What’s up with the running Doc?

Wilson Orhiunu

First Gentleman with Wilson Orhiunu

Email: babawill2000@gmail.com Twitter: @Babawilly

Wilson Orhiunu qed.ngAs I prepare for the Birmingham Half Marathon on 19-10-2014 I will try here to answer the most frequently asked questions I get about running.

  1. Why run?
  2. What is chasing you?
  3. How long is the distance?
  4. Will you finish the race?
  5. Why run to raise money for charity? Why don’t you just make a donation?

Why run?

It seems inbuilt in man to run. Kids all run both indoors and outdoors. As they grow older they finally get convinced by adults to walk and some will never run again; hence the obesity crisis. Running is important for escaping danger and our bodies are built for running.

There are many health benefits to obtain from running so it is actually surprising that anyone asks, ‘why run?’ No one asks ‘why eat?’ or ‘why sleep?’ Perhaps the benefits of this form of exercise are eclipsed in peoples’ minds by the supposedly difficulties involved in running.

People usually will avoid hardship whenever possible, so seeing someone willingly walk into hardship makes them wonder why. I do the same whenever I read about those marathon runners who race in the Sahara desert (Are there no graves in London that they travel to the Sahara to die? I think to myself).

The inconveniences of running are –


People hate the state of breathlessness and would do anything to avoid it for this state is the closest one can get to what it feels like to be dying.  A pounding chest, aching muscles and a sweaty body compounds the displeasure.

Missing out on fun stuff

Running is best done at fixed times. This can mean sacrificing pleasurable activities. Short term gratification is sacrificed for long term gain by indulging in an immediate discomfort. Not very appealing!

Braving extremes of temperature

The heat of summer and the cold of winter naturally make people to seek comfort.  Rain, snow and cold winds produces an urge to stay indoors tucked under a duvet with a cup of warm beverage for company. Leaving the warmth of a comfortable room for the cold rain is counter intuitive.

Losing time

There is usually a lot to do during the day. Running may take up to an hour and that time needs to be found bearing in mind the domestic demands placed on members of families.


At the end of a busy day in the office, people are tired. Why risk increasing the unpleasantness of fatigue by running up the exhaustion bill?

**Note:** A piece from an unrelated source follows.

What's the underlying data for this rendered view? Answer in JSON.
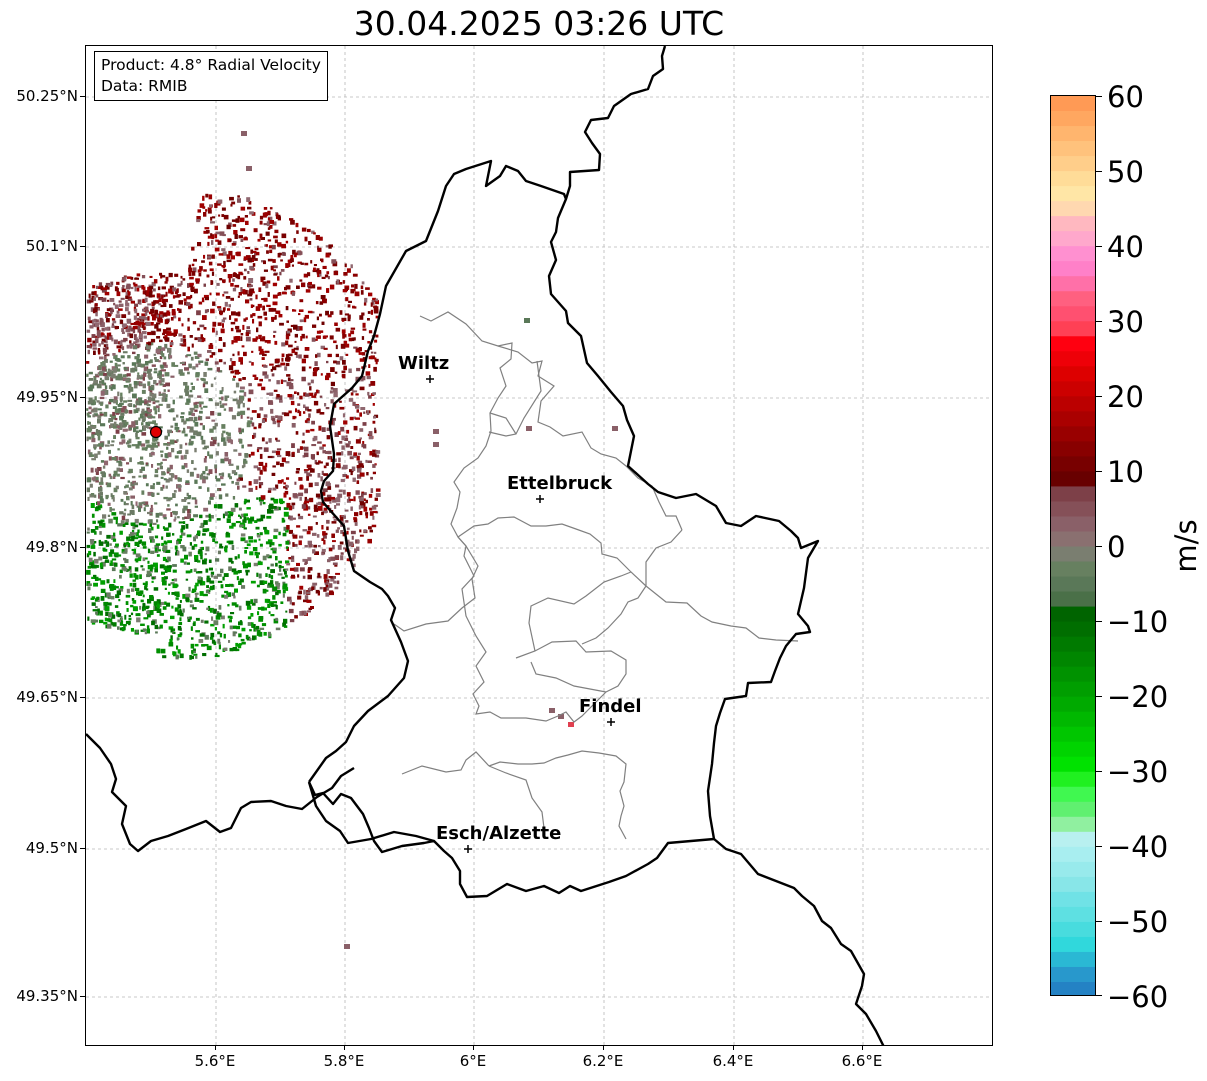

People have told me they would ‘look silly’ running down the street on account of their numerous wobbly body parts.

Risky roads

Tripping on uneven pavements, being hit by oncoming traffic, being mugged, being attacked by dogs startled when you run round a corner, being caught up and lynched due to mistaken identity when you run into a thief being chased by a mob shouting ‘ole, ole,ole!!’ because you unfortunately are wearing the same colours as the thief  (LOL; Lagos out loud)

What is chasing you? (Wetin dey pursue yu sef?)

This question is mainly from the Nigerian quarters.  It is born out of the proverb that goes thus – the toad running in the day time is either fleeing from a threat or pursuing something lucrative. My answer is that I am fleeing obesity and pursuing fitness

How long is the distance?

A marathon is 26.2 miles long and a Half marathon is 13.1 miles long. D’banj’s maxim- No long thing- does not apply here.

Will you finish the race?

By the grace of God (I am a Nigerian thus there is God in everything we do)

Why race money for charity?

I wondered about this myself when I first came to the UK till I learn how it works here. My formative years were spent in Nigeria where charitable acts were financed through fund raising initiatives where would-be donors gave if they felt the cause was worthy of their money.

The concept of giving because of the difficult of the task to be endured is worthy of your money is how it is done in the UK.  So people run long distances, climb mountains or swim across rivers and ask friends and family to sponsor them with all proceeds going to a designated charity. England’s premier marathon, the Virgin London marathon raises thousands of pounds for UK charities as most of the non- elite participants run to raise money


Participants are divided into the Elites and non-elites or fun runners. The Elites (also referred to as Kenyans and Ethiopians) start at the front and are usually the professionals. The fun runners who consist of the serious fun runners who are members of running clubs and the real fun runners who are more interested in taking part, enjoying the day and raising money. Real fun runners would be the ones with the fancy costumes and the ones who smile and wave at the watching crowd.

Personally persona Personally

I personally run Half Marathons as they provide incentive to run throughout the year. Once you register for a race, you know that you will suffer on race day if you do not train. This training is done according to a schedule and not according to the weather or how your feel.

I run with my I-pod and select whatever Ted lectures, music or preaching tapes I need to listen to before leaving the house. If it rains, then I pat myself on the back for battling the elements.

I cope with the breathlessness and muscle pain by telling myself that – no pain, no gain, short term inconvenience for long term health and fitness, short term story, long term glory.

I am one who needs to meditate and pray daily and I fall asleep if I try to do this sitting in a corner. I must keep moving, so in running I kill two to five stones with one bird.